Este é um tema que tem um impacto muito superior ao que muitos imaginam. Segundo a Organização Mundial de Saúde ocorrem, por ano, cerca de 134 milhões de efeitos adversos, responsáveis por 2,6 milhões de mortes. Os custos por erros de medicação atingem os 42 biliões de dólares. E quatro em cada 10 doentes sofrem de efeitos adversos em cuidados ambulatórios. No que se refere a cada 100 internamentos, 7% a 10% de infecções surgem associadas a cuidados de saúde. E mais relevante, é o facto de 50% dos efeitos adversos que ocorrem poderem ser evitados. Este é, pois, um tema de há muito e cujo impacto nos doentes e na sociedade é por demais significativo.

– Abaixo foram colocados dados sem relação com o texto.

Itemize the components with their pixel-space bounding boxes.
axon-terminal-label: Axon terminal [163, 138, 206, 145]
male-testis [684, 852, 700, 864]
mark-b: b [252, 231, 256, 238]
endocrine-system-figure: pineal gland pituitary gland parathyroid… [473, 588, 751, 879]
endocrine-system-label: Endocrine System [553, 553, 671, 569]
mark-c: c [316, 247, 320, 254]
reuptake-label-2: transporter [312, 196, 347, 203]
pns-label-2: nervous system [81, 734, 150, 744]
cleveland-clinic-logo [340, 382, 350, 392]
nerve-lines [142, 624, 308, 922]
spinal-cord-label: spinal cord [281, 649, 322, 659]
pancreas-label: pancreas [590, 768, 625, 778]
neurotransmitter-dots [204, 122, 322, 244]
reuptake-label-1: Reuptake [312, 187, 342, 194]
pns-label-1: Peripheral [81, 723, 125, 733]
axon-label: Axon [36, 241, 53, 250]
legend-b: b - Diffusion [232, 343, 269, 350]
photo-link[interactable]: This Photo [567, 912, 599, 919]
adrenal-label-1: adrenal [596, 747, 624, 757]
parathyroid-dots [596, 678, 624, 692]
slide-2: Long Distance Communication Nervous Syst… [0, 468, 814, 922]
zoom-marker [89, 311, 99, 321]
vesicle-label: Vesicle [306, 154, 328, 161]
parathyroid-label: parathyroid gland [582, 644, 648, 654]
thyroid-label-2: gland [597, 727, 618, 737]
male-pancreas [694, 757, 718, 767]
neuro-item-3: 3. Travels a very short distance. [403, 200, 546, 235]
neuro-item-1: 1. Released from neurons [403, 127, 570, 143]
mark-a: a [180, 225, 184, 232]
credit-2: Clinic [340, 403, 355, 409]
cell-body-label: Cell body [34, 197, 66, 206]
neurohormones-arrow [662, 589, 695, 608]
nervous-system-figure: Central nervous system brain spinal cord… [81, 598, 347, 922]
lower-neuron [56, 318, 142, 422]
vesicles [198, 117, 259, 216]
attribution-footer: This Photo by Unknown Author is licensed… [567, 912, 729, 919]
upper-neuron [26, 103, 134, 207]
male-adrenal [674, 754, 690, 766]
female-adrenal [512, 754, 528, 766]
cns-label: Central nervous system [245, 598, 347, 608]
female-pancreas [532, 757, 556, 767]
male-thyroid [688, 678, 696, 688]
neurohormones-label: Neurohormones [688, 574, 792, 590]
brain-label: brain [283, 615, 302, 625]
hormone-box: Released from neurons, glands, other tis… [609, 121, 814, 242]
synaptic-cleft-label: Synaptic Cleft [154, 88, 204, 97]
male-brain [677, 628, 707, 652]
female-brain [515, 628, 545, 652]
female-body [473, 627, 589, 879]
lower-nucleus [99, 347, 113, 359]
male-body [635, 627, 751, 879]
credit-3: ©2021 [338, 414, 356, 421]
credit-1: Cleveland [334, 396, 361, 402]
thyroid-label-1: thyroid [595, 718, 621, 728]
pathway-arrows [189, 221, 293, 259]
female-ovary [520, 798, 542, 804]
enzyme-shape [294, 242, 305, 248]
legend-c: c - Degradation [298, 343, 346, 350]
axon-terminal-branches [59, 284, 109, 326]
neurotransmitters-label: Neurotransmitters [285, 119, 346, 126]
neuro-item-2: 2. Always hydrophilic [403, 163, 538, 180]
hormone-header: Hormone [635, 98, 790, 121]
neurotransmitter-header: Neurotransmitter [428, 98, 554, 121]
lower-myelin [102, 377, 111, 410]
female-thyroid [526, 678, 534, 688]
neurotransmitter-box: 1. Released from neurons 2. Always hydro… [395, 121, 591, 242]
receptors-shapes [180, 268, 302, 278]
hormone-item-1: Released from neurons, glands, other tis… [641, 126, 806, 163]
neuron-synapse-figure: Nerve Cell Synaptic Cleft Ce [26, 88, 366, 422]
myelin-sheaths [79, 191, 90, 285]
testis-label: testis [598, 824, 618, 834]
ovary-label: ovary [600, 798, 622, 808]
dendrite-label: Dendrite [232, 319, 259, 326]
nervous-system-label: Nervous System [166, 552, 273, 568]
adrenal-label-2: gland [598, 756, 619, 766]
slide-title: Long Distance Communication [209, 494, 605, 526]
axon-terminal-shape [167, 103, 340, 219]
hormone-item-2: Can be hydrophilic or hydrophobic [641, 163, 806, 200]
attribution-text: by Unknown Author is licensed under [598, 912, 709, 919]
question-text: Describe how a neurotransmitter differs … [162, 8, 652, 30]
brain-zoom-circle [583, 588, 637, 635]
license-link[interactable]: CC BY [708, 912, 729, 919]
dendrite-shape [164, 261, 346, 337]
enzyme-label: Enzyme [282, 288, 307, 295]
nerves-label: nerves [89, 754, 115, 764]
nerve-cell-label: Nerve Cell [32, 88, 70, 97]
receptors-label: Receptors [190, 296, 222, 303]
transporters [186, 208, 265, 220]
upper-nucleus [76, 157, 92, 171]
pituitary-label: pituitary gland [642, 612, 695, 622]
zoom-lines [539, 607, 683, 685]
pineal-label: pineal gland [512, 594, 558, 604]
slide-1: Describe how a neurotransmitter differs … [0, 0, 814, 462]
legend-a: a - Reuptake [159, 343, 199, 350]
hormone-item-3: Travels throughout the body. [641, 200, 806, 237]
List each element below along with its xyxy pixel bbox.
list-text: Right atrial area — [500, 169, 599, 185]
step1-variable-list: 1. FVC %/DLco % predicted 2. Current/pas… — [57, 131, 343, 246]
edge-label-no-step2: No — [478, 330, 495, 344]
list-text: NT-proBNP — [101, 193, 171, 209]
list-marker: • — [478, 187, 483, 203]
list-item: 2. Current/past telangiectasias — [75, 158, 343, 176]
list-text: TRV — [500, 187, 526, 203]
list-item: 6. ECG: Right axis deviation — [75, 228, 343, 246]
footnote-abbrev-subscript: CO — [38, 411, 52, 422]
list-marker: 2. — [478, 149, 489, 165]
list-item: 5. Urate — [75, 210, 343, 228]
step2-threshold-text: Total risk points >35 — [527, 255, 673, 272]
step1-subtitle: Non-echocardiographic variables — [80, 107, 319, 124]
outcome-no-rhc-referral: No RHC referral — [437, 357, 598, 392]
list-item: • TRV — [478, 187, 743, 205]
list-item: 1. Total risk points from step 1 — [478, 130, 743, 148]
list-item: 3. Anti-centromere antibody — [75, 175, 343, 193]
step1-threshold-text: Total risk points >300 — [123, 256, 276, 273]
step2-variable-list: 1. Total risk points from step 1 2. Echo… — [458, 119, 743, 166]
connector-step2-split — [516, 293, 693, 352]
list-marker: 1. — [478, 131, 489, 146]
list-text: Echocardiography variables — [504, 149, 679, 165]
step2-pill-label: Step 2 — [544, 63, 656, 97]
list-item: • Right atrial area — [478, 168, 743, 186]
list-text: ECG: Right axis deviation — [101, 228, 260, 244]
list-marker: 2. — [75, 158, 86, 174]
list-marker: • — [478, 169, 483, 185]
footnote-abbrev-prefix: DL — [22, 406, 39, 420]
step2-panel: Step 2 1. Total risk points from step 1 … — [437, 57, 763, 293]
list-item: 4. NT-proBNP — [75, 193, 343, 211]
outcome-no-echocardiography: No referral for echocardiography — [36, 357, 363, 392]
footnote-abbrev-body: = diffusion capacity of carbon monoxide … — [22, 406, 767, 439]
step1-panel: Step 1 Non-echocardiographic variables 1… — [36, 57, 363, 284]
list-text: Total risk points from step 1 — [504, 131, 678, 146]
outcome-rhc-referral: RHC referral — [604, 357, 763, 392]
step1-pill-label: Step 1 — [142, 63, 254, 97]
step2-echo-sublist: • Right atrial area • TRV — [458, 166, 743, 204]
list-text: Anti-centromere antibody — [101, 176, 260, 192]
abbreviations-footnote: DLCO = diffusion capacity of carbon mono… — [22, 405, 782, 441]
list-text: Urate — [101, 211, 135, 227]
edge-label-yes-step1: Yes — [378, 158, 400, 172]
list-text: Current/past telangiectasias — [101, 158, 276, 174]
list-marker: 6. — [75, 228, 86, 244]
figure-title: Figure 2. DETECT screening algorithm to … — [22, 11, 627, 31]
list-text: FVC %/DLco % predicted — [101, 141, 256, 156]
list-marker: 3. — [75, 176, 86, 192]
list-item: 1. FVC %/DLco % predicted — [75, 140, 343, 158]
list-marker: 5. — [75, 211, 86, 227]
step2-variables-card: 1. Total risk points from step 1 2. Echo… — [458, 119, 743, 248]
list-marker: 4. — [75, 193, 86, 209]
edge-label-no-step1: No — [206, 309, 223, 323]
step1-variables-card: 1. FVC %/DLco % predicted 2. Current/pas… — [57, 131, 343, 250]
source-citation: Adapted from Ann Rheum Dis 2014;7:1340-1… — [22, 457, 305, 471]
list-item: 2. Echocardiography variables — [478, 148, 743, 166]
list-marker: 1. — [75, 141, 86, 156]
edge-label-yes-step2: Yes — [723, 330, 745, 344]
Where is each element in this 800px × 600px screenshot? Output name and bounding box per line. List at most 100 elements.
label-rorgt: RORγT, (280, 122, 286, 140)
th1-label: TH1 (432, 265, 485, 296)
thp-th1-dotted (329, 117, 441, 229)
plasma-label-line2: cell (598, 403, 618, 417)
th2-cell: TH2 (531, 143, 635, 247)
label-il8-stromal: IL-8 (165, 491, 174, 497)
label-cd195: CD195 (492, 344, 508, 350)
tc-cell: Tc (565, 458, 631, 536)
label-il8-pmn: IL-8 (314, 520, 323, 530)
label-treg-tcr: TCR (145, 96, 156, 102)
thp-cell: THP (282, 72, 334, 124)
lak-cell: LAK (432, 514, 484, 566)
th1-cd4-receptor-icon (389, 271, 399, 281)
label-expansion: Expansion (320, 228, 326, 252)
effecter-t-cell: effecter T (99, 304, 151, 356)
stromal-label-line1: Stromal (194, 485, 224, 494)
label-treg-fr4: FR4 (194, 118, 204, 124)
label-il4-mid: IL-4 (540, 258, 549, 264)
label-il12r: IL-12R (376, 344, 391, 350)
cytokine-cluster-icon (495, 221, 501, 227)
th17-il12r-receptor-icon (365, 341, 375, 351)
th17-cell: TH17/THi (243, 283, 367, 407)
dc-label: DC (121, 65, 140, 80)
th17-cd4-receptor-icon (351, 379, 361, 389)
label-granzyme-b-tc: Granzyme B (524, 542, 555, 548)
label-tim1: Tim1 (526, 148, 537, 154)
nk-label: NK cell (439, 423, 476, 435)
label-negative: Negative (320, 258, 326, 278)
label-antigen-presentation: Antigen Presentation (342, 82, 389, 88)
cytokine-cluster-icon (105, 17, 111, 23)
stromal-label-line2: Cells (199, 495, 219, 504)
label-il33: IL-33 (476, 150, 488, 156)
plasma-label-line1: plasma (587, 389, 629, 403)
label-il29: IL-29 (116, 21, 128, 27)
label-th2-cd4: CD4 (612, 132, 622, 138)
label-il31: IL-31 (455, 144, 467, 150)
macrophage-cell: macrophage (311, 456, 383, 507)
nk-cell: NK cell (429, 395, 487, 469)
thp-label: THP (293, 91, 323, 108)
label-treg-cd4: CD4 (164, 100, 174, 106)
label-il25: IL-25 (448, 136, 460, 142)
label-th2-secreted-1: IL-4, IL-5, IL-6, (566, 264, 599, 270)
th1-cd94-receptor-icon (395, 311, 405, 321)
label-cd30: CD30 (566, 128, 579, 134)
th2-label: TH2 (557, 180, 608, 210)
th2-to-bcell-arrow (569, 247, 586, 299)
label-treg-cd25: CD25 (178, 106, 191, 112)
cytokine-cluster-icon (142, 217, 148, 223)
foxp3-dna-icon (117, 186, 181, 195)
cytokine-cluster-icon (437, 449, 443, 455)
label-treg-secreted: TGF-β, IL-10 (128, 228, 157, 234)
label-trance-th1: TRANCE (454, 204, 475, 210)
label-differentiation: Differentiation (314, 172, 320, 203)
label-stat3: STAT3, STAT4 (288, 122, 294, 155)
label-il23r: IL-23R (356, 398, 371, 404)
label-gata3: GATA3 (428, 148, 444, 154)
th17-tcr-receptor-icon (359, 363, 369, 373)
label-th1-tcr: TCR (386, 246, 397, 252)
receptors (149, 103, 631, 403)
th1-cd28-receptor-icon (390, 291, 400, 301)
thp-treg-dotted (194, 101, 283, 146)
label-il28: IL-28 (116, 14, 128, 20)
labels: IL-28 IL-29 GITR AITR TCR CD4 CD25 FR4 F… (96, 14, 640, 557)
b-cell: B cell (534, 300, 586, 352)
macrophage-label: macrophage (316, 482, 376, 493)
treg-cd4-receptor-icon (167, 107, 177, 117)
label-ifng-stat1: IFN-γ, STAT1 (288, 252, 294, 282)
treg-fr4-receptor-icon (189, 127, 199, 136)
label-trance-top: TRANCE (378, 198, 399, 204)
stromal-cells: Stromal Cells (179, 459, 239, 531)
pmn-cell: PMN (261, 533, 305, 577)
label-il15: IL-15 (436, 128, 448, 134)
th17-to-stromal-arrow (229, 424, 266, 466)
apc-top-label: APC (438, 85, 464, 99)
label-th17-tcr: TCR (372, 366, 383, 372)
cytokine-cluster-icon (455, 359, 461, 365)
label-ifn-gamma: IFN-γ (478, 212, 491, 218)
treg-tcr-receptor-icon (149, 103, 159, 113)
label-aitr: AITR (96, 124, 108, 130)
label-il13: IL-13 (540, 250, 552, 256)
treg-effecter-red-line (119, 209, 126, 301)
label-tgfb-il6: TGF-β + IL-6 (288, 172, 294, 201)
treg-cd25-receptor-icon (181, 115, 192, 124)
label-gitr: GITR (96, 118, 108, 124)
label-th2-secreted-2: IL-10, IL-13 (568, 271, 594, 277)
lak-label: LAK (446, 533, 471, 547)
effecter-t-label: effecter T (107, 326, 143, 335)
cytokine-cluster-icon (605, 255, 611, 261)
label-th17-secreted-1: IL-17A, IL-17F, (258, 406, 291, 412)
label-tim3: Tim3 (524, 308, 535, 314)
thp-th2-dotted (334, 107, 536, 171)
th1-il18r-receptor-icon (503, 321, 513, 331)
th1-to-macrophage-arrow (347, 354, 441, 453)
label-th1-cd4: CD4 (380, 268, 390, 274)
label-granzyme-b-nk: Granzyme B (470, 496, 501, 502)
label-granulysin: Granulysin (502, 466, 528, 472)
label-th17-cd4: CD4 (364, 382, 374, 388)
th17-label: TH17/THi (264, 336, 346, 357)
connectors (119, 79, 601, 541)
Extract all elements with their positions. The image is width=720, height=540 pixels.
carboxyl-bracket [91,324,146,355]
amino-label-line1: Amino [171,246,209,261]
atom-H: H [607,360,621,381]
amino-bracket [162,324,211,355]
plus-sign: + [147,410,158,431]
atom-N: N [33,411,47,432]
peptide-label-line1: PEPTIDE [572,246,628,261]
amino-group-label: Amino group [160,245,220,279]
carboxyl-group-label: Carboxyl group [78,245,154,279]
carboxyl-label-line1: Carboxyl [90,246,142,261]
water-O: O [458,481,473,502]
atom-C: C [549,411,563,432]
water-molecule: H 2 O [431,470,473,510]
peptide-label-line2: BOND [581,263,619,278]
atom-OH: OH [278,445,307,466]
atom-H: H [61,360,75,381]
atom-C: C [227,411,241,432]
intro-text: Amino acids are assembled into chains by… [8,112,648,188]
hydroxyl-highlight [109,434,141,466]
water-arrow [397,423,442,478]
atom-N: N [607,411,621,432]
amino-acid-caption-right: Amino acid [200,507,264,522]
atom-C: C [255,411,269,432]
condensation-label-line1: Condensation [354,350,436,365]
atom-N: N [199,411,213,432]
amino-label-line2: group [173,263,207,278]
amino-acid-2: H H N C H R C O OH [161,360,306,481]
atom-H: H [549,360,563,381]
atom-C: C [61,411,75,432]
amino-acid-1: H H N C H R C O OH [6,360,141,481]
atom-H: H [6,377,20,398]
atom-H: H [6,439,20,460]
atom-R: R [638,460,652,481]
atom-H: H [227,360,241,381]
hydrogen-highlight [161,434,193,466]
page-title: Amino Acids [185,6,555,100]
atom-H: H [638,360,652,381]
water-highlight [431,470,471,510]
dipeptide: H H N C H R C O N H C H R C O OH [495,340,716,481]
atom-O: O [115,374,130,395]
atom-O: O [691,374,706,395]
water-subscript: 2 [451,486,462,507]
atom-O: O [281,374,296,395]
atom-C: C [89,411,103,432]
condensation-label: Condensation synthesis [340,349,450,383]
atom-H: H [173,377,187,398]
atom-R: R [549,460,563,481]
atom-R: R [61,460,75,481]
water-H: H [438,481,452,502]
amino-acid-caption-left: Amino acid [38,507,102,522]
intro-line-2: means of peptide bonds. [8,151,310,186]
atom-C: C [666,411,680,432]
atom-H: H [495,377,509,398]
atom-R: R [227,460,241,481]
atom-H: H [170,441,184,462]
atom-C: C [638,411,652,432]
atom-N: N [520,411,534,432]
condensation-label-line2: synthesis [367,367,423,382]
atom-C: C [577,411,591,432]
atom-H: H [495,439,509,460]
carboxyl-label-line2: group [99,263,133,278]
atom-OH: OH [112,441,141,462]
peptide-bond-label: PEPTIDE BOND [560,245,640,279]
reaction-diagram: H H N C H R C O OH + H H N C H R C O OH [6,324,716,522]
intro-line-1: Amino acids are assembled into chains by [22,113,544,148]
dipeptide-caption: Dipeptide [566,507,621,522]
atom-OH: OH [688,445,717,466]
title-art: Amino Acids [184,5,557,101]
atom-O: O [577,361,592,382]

A questão da segurança do doente (patient safety) tem vindo a ser abordada sistematicamente em todo o mundo, aos mais variados níveis. Em 1994, com a publicação de “To Err is Human” o tema ganhou uma nova dimensão. Da OMS à DGS, várias têm sido as propostas e as estratégias definidas. Muitas delas sem qualquer custo associado, mas implicando mudanças culturais e de atitude. Se pensarmos no que hoje se propõe para o combate à Covid, facilmente constatamos quão verdadeira é esta afirmação. Maior distanciamento entre camas, lavagem frequente de mãos, uso de máscara sempre que sintomático, uso de equipamento individual em ambiente de unidade de saúde, etc. Estas são medidas há muitos anos defendidas no âmbito do combate à infecção. Segundo dados do Centre for Disease Control (CDC), o simples ato de lavar as mãos pode reduzir em 30% os casos de diarreia e em 20% os de infecções respiratórias.
O combate pela segurança dos doentes é um dos maiores desafios da medicina moderna. Continuar a evitá-lo é tão mau como não dar medicamentos a quem precisa ou não vacinar quem deve ser vacinado. Investir na segurança do doente é claramente investir em ganhos em saúde e numa sociedade mais saudável. E investir em segurança do doente não se resolve por comprar um qualquer equipamento ou desenvolver uma qualquer APP.
Apostar numa nova organização hospitalar e melhorar circuitos de circulação, melhorar a comunicação entre profissionais e estimular os programas de educação para a saúde, estimular o desenvolvimento de uma cultura de segurança e de diminuição do risco, evitar a prática de turnos demasiado longos, dinamizar políticas de altas precoces e de privilégio de cuidados domiciliários, apostar na liderança clínica de equipas de saúde. Muitos são os caminhos. Na sua maioria, já desenhados e testados. Infelizmente, poucos ainda postos em prática.
Investir em segurança do doente passa por uma nova atitude e por uma nova cultura. Por ganhar capacidade crítica para algumas atitudes e posturas, cujo saber científico contraria e desaconselha. Esta não é uma simples opção dos profissionais de saúde, mas um caminho da sociedade em geral e de todos em particular. Um desafio a doentes e a profissionais de saúde. A empresas e a instituições de saúde.
A Organização Mundial de Saúde decidiu comemorar anualmente, a 17 de Setembro, o Dia Mundial da Segurança do Doente. Em 2020 destacou a segurança dos profissionais de saúde. O lema de 2020 é “Safe health workers, safe patients”. E esta é uma recomendação que recebe todo o apoio da Ordem dos Médicos. A segurança dos profissionais de saúde é, claramente, um desiderato que tem de ser garantido sem reservas. Defendemos a segurança na prestação de cuidados de saúde como condição para uma Melhor Saúde. Estamos disponíveis para continuar este desafio. Estamos disponíveis para sermos agentes da mudança para uma cultura de segurança na prestação de cuidados de saúde.
Desafiamos todos os prestadores de saúde, todas as organizações, do SNS, do sector privado e social a aumentarem o seu investimento na segurança nos cuidados de saúde.
Nós, médicos, assim o faremos, porque queremos continuar a cumprir aquilo que é nosso principal objectivo, tal como escrito no Juramente de Hipócrates desde há milhares de anos: “Prometo solenemente consagrar a minha vida ao serviço da Humanidade”.